DVD – Un Élixir d’amour : ça n’est (pas) que pour les enfants !

Les artistes

Adina :  Norma Nahoun 
Nemorino :  Sahy Ratia 
Belcore : Jean-Christophe Lanièce
Dulcamara : Thibault de Damas 
Gianetta / Ouvrière de l’usine / Invitée au mariage : Sara Gouzy 
Ouvrière de l’usine / Invitée au mariage : Natalie Pérez 
Ouvrière de l’usine / Invitée au mariage : Dina Bawab 
Raffaella Gardon, Julien Chaudet, Romain Valembois : comédiens 

Les Frivolités Parisiennes, dir. Marc Leroy-Calatayud | direction
Mise en scène : Manuel Renga
Scénographie, costumes : Aurelio Colombo 
Henri Tresbel : traduction et adaptation du livret

Le programme

Un élixir d’amour

D’après L’elisir d’amore
Melodramma giocoso en deux actes de Gaetano Donizetti, livret de Felice Romani d’après le livret de Scribe pour Le Philtre d’Auber, créé au Teatro alla Cannobiana de Milan le 12 mai 1832.

1 DVD Théâtre des Champs-Élysées, 75 min, 2021.

Le regretté Stefano Mazzonis, ancien directeur de l’Opéra de Wallonie-Liège, confiait lors de sa dernière conférence de presse remarquer de plus en plus de cheveux gris ou blancs à l’Opéra, et expliquait que le renouvellement du public était devenu l’une de ses priorités absolues[1]. La plupart des scènes lyriques, de France ou d’ailleurs, ont ainsi à cœur de mettre en place des dispositifs permettant aux jeunes de se familiariser avec un genre artistique qui leur est le plus souvent parfaitement étranger.

La grande originalité des actions menées par le Théâtre des Champs-Élysées en direction des jeunes réside sans aucun doute dans les représentations d’« opéras participatifs » qu’il organise chaque année : un grand titre du répertoire – et non un opéra pour enfants – est choisi (Les Noces de Figaro il y a deux ans, L’Élixir d’amour l’an dernier, Rigoletto cette année) et monté avec le plus grand soin. Les musiciens et metteurs en scènes retenus pour ces projets comptent parmi les plus talentueux de la nouvelle génération, si bien que lorsqu’on assiste aux représentations, l’impression qui se dégage est tout sauf celle d’un spectacle « au rabais » : le résultat est toujours en tout point digne des « grandes » productions, le même sérieux, le même professionnalisme, le même engagement ayant présidé à la réalisation du spectacle.
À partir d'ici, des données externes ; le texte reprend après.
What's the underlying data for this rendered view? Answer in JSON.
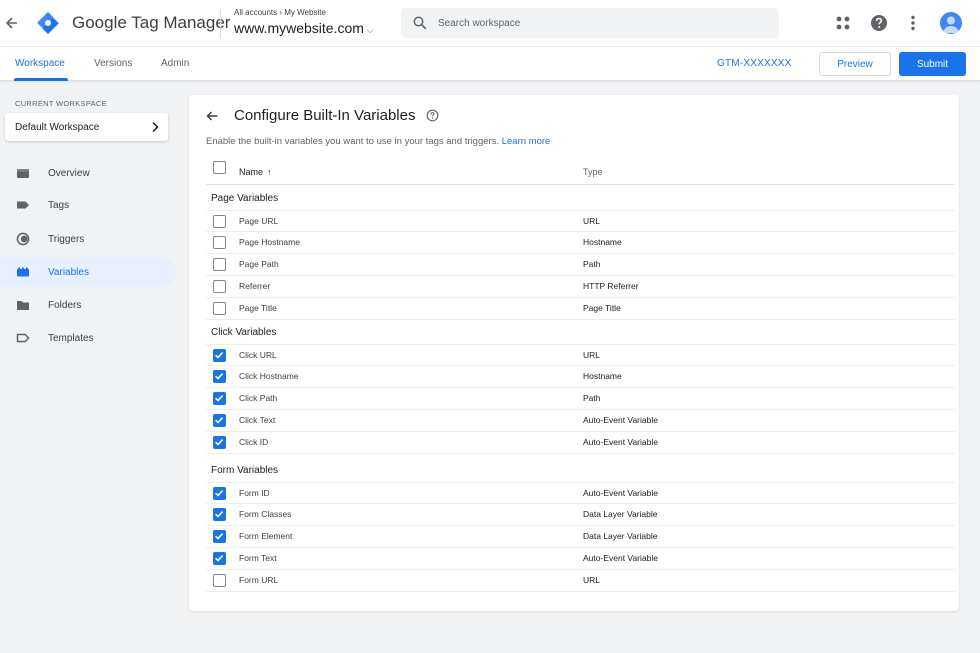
{
  "app": {
    "title": "Google Tag Manager",
    "breadcrumb_root": "All accounts",
    "breadcrumb_account": "My Website",
    "container_name": "www.mywebsite.com"
  },
  "search": {
    "placeholder": "Search workspace",
    "value": ""
  },
  "tabs": [
    {
      "label": "Workspace",
      "active": true
    },
    {
      "label": "Versions",
      "active": false
    },
    {
      "label": "Admin",
      "active": false
    }
  ],
  "header": {
    "container_id": "GTM-XXXXXXX",
    "preview_label": "Preview",
    "submit_label": "Submit"
  },
  "sidebar": {
    "caption": "CURRENT WORKSPACE",
    "workspace_name": "Default Workspace",
    "items": [
      {
        "label": "Overview",
        "icon": "overview-icon",
        "active": false
      },
      {
        "label": "Tags",
        "icon": "tag-icon",
        "active": false
      },
      {
        "label": "Triggers",
        "icon": "trigger-icon",
        "active": false
      },
      {
        "label": "Variables",
        "icon": "variables-icon",
        "active": true
      },
      {
        "label": "Folders",
        "icon": "folder-icon",
        "active": false
      },
      {
        "label": "Templates",
        "icon": "template-icon",
        "active": false
      }
    ]
  },
  "panel": {
    "title": "Configure Built-In Variables",
    "description": "Enable the built-in variables you want to use in your tags and triggers.",
    "learn_more": "Learn more",
    "col_name": "Name",
    "col_type": "Type",
    "sections": [
      {
        "title": "Page Variables",
        "rows": [
          {
            "name": "Page URL",
            "type": "URL",
            "checked": false
          },
          {
            "name": "Page Hostname",
            "type": "Hostname",
            "checked": false
          },
          {
            "name": "Page Path",
            "type": "Path",
            "checked": false
          },
          {
            "name": "Referrer",
            "type": "HTTP Referrer",
            "checked": false
          },
          {
            "name": "Page Title",
            "type": "Page Title",
            "checked": false
          }
        ]
      },
      {
        "title": "Click Variables",
        "rows": [
          {
            "name": "Click URL",
            "type": "URL",
            "checked": true
          },
          {
            "name": "Click Hostname",
            "type": "Hostname",
            "checked": true
          },
          {
            "name": "Click Path",
            "type": "Path",
            "checked": true
          },
          {
            "name": "Click Text",
            "type": "Auto-Event Variable",
            "checked": true
          },
          {
            "name": "Click ID",
            "type": "Auto-Event Variable",
            "checked": true
          }
        ]
      },
      {
        "title": "Form Variables",
        "rows": [
          {
            "name": "Form ID",
            "type": "Auto-Event Variable",
            "checked": true
          },
          {
            "name": "Form Classes",
            "type": "Data Layer Variable",
            "checked": true
          },
          {
            "name": "Form Element",
            "type": "Data Layer Variable",
            "checked": true
          },
          {
            "name": "Form Text",
            "type": "Auto-Event Variable",
            "checked": true
          },
          {
            "name": "Form URL",
            "type": "URL",
            "checked": false
          }
        ]
      }
    ]
  },
  "colors": {
    "accent": "#1a73e8",
    "active_bg": "#e8f0fe"
  }
}
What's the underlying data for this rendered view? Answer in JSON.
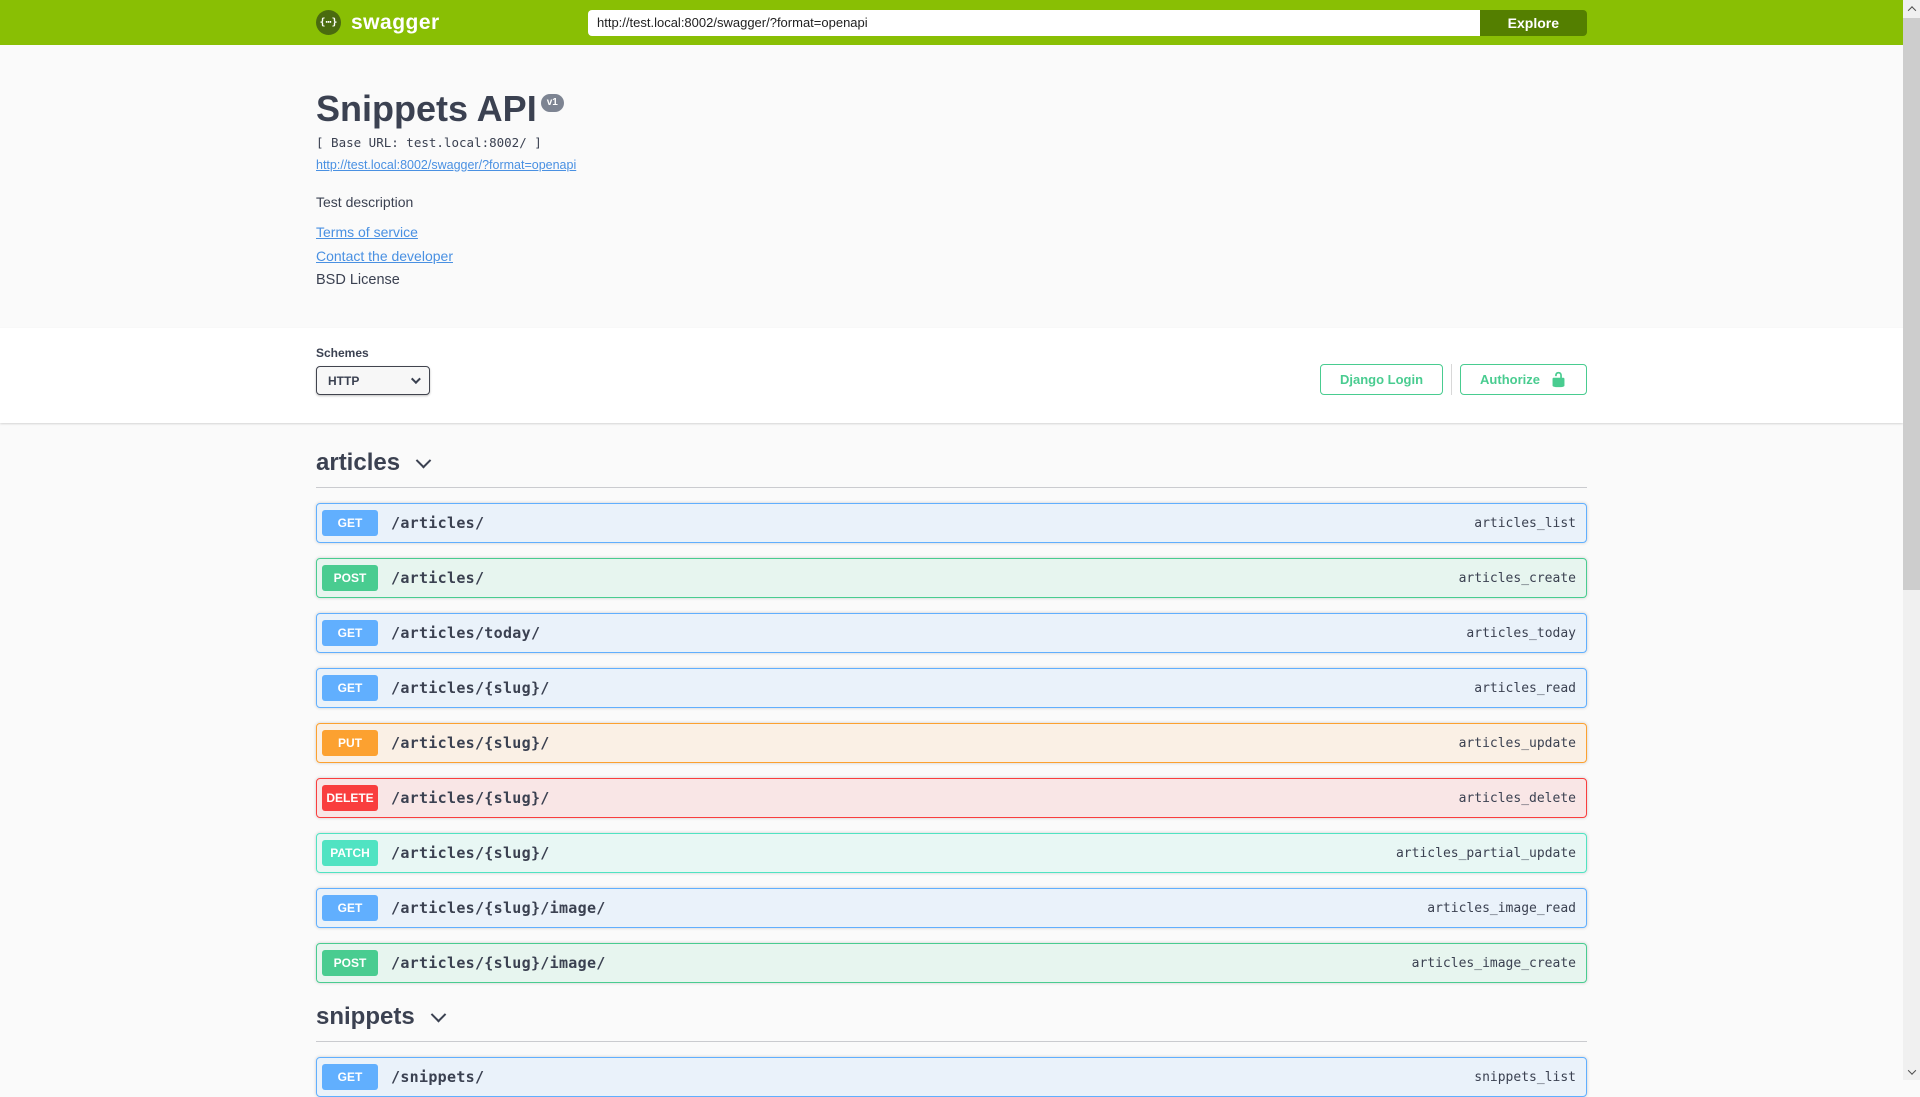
{
  "topbar": {
    "brand": "swagger",
    "logo_glyph": "{⋯}",
    "url_value": "http://test.local:8002/swagger/?format=openapi",
    "explore_label": "Explore"
  },
  "info": {
    "title": "Snippets API",
    "version_badge": "v1",
    "base_url": "[ Base URL: test.local:8002/ ]",
    "spec_link": "http://test.local:8002/swagger/?format=openapi",
    "description": "Test description",
    "terms_link": "Terms of service",
    "contact_link": "Contact the developer",
    "license": "BSD License"
  },
  "scheme": {
    "label": "Schemes",
    "selected": "HTTP",
    "django_login_label": "Django Login",
    "authorize_label": "Authorize"
  },
  "colors": {
    "topbar_green": "#89bf04",
    "explore_green": "#547f00",
    "auth_green": "#49cc90",
    "link_blue": "#4990e2",
    "text_dark": "#3b4151",
    "get": "#61affe",
    "post": "#49cc90",
    "put": "#fca130",
    "delete": "#f93e3e",
    "patch": "#50e3c2"
  },
  "sections": [
    {
      "tag": "articles",
      "operations": [
        {
          "method": "GET",
          "path": "/articles/",
          "operation_id": "articles_list"
        },
        {
          "method": "POST",
          "path": "/articles/",
          "operation_id": "articles_create"
        },
        {
          "method": "GET",
          "path": "/articles/today/",
          "operation_id": "articles_today"
        },
        {
          "method": "GET",
          "path": "/articles/{slug}/",
          "operation_id": "articles_read"
        },
        {
          "method": "PUT",
          "path": "/articles/{slug}/",
          "operation_id": "articles_update"
        },
        {
          "method": "DELETE",
          "path": "/articles/{slug}/",
          "operation_id": "articles_delete"
        },
        {
          "method": "PATCH",
          "path": "/articles/{slug}/",
          "operation_id": "articles_partial_update"
        },
        {
          "method": "GET",
          "path": "/articles/{slug}/image/",
          "operation_id": "articles_image_read"
        },
        {
          "method": "POST",
          "path": "/articles/{slug}/image/",
          "operation_id": "articles_image_create"
        }
      ]
    },
    {
      "tag": "snippets",
      "operations": [
        {
          "method": "GET",
          "path": "/snippets/",
          "operation_id": "snippets_list"
        }
      ]
    }
  ]
}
Ce fut le cas l’an dernier pour Un Élixir d’amour (comme ce fut le cas il y a deux ans pour Les Petites Noces). L’action est habilement transposée dans une usine où l’on fabrique un sirop très amer (les ouvriers de l’usine auront d’ailleurs à cœur de chercher des solutions pour adoucir la potion : on les retrouve tout au long du spectacle, assurant la continuité de la narration par leurs interventions récurrentes et amusantes). L’œuvre a été un peu réduite (le spectacle dure 75 min) mais toutes les pages essentielles de l’opéra sont préservées ; le livret a fait l’objet d’une traduction en français (par Henri Tresbel), mettant le texte à la portée des enfants sans jamais tomber dans la démagogie ou la vulgarité. (Il a juste fallu supprimer l’allusion au Bordeaux dont est remplie la fiole de Dulcamara, Nemorino se désinhibant et prenant de l’assurance pour des raisons purement psychologiques et non sous l’effet de l’alcool !). Six extraits musicaux, enfin, sollicitent la participation du public – ou plutôt de vous-même et des enfants qui vous entourent, dans votre salon et devant votre poste de télévision !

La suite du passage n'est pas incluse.